An alternative theory to comparative advantage

In the public lecture “Why Haven’t Global Markets Reduced Inequality?” Eric Maskin, Albert O. Hirschman Professor in the School of Social Science, asks: Why does inequality persist between rich and poor in developing countries? The theory of comparative advantage predicts that globalization should cause inequality in emerging economies to fall. However, this has not been true of the current globalization (even though the prediction held up well for previous such episodes), contradicting the theory of comparative advantage. An article about his lecture appears below.


Globalization has come with many promises, said Eric Maskin, Albert O. Hirschman Professor in the School of Social Science in his October 27 lecture “Why Haven’t Global Markets Reduced Inequality?” including the assurance that it would bring prosperity and growth to poor countries. “On this count I think it’s fair to say that there’s been some success—in the cases of China and India, quite spectacular success,” said Maskin. “But another promise often made on behalf of globalization is that it will reduce the gap between the rich and poor, the haves and the have-nots in developing countries. Here I don’t think globalization has delivered what was promised.”

According to Maskin, the persistent inequality between rich and poor in developing countries in the face of globalization is surprising because it contradicts the theory of comparative advantage, which originated more than two hundred years ago with the British economist David Ricardo and which Maskin described as “the most secure theory we have in economics for explaining international trade patterns.”

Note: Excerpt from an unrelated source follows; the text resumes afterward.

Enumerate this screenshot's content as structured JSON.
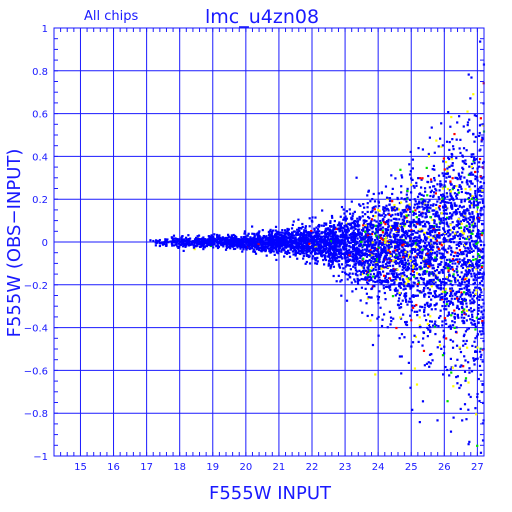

The theory of comparative advantage (the twentieth-century formulation is known as the Heckscher-Ohlin model) has “explained many historical trade patterns very well,” Maskin said, but it also “predicts quite unambiguously that free trade should reduce inequality in poor countries.” While the theory proved accurate when trade between the United States and Europe took off toward the end of the nineteenth century (inequality fell in Europe, which had a relative abundance of low-skill labor compared to the United State’s higher proportion of high-skill workers), the theory “is clearly inadequate for explaining the patterns of globalization we face today,” Maskin said.

The theory of comparative advantage also predicts that the bigger the difference in the skill-ratio—the number of low-skill workers per high-skill workers—between two countries, the more trade will occur between those countries. Yet Maskin observes, “The very poorest countries of the world have been almost entirely left out of globalization.”

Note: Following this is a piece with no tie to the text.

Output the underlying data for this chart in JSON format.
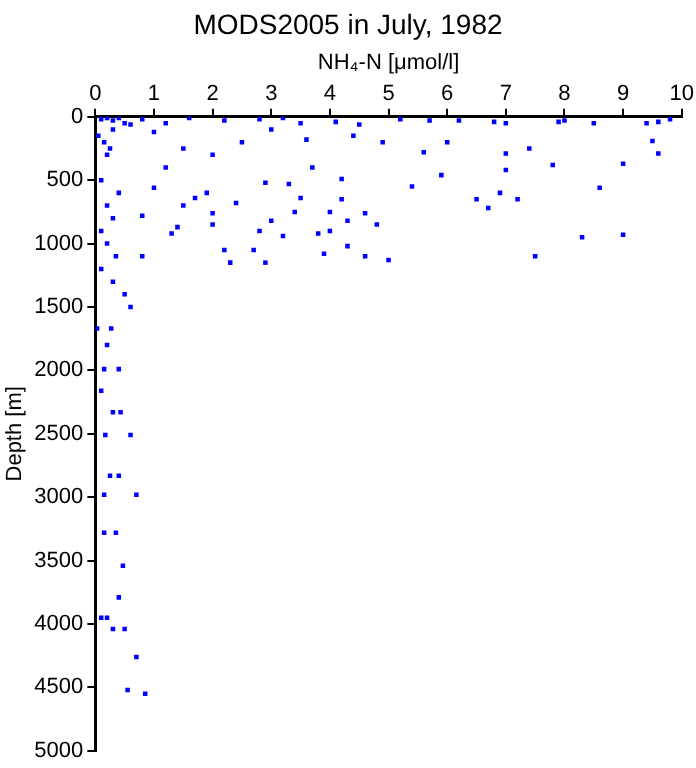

To explain these conflicts with the standard theory, Maskin outlined an alternative theory he has been working on with Michael Kremer, Gates Professor of Developing Countries at Harvard University and Senior Fellow at the Brookings Institution. The motivation for Maskin and Kremer’s model is the observation that recent globalization has to a large extent meant the globalization of the production process. Their theory explores the implications of cross-border production, in which a single product can be manufactured out of components made and assembled in different countries, or designed in one country and manufactured in another.

A major reason behind the increase in inequality in poor countries, according to the theory, is the different effect globalization has on the job opportunities—the potential “matches”—of workers of different skills. The model implies that globalization will typically open up more options for moderately to highly skilled workers, while actually reducing options for workers with the lowest skills.

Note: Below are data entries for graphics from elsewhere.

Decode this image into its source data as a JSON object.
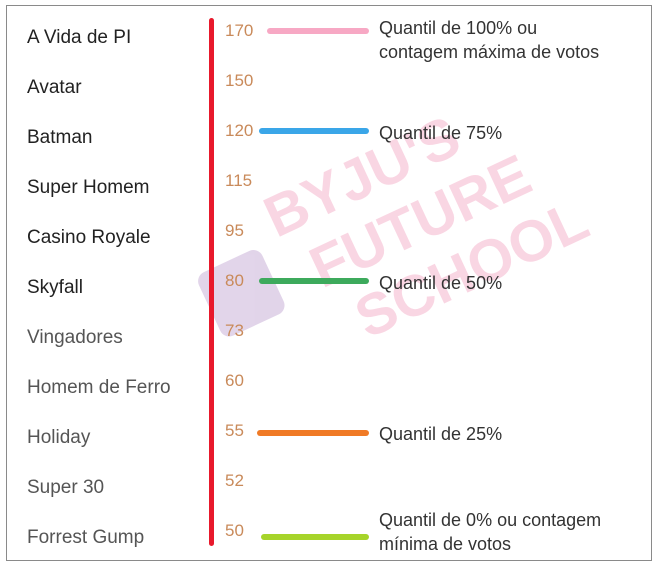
{
  "movies": [
    "A Vida de PI",
    "Avatar",
    "Batman",
    "Super Homem",
    "Casino Royale",
    "Skyfall",
    "Vingadores",
    "Homem de Ferro",
    "Holiday",
    "Super 30",
    "Forrest Gump"
  ],
  "vote_counts": [
    "170",
    "150",
    "120",
    "115",
    "95",
    "80",
    "73",
    "60",
    "55",
    "52",
    "50"
  ],
  "quantiles": {
    "q100_line1": "Quantil de 100% ou",
    "q100_line2": "contagem máxima de votos",
    "q75": "Quantil de 75%",
    "q50": "Quantil de 50%",
    "q25": "Quantil de 25%",
    "q0_line1": "Quantil de 0% ou contagem",
    "q0_line2": "mínima de votos"
  },
  "colors": {
    "axis": "#e8192c",
    "q100": "#f7a8c4",
    "q75": "#3aa6e8",
    "q50": "#3daa5c",
    "q25": "#f07a26",
    "q0": "#a6d42a"
  },
  "watermark": {
    "line1": "BYJU'S",
    "line2": "FUTURE",
    "line3": "SCHOOL"
  }
}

The Maskin-Kremer theory also explains why the very poorest countries have been excluded from globalization: if the skills levels in a rich country are sufficiently different from those in a poor country, then international production efforts that employ workers from both countries will be rendered too inefficient to compete effectively in the global market.

“If the theory I have outlined is correct—and I should emphasize that it is one of several theories that are too new to have been thoroughly tested yet—then there is a clear implication for policy,” said Maskin. “The right response is not to try to stop globalization—it probably couldn’t be stopped even if we wanted it to be—but rather to invest in the training and education of the lowest-skill workers, the poorest people of the world, which will alllow them to share in the benefits of globalization.”——Kelly Devine Thomas, Editorial Director

Eric Maskin, Albert O. Hirschman Professor in the School of Social Science from 2000–11, received a Nobel Prize for laying the foundations of mechanism design theory. He also has made contributions to game theory, contract theory, social choice theory, political economy, and other areas of economics.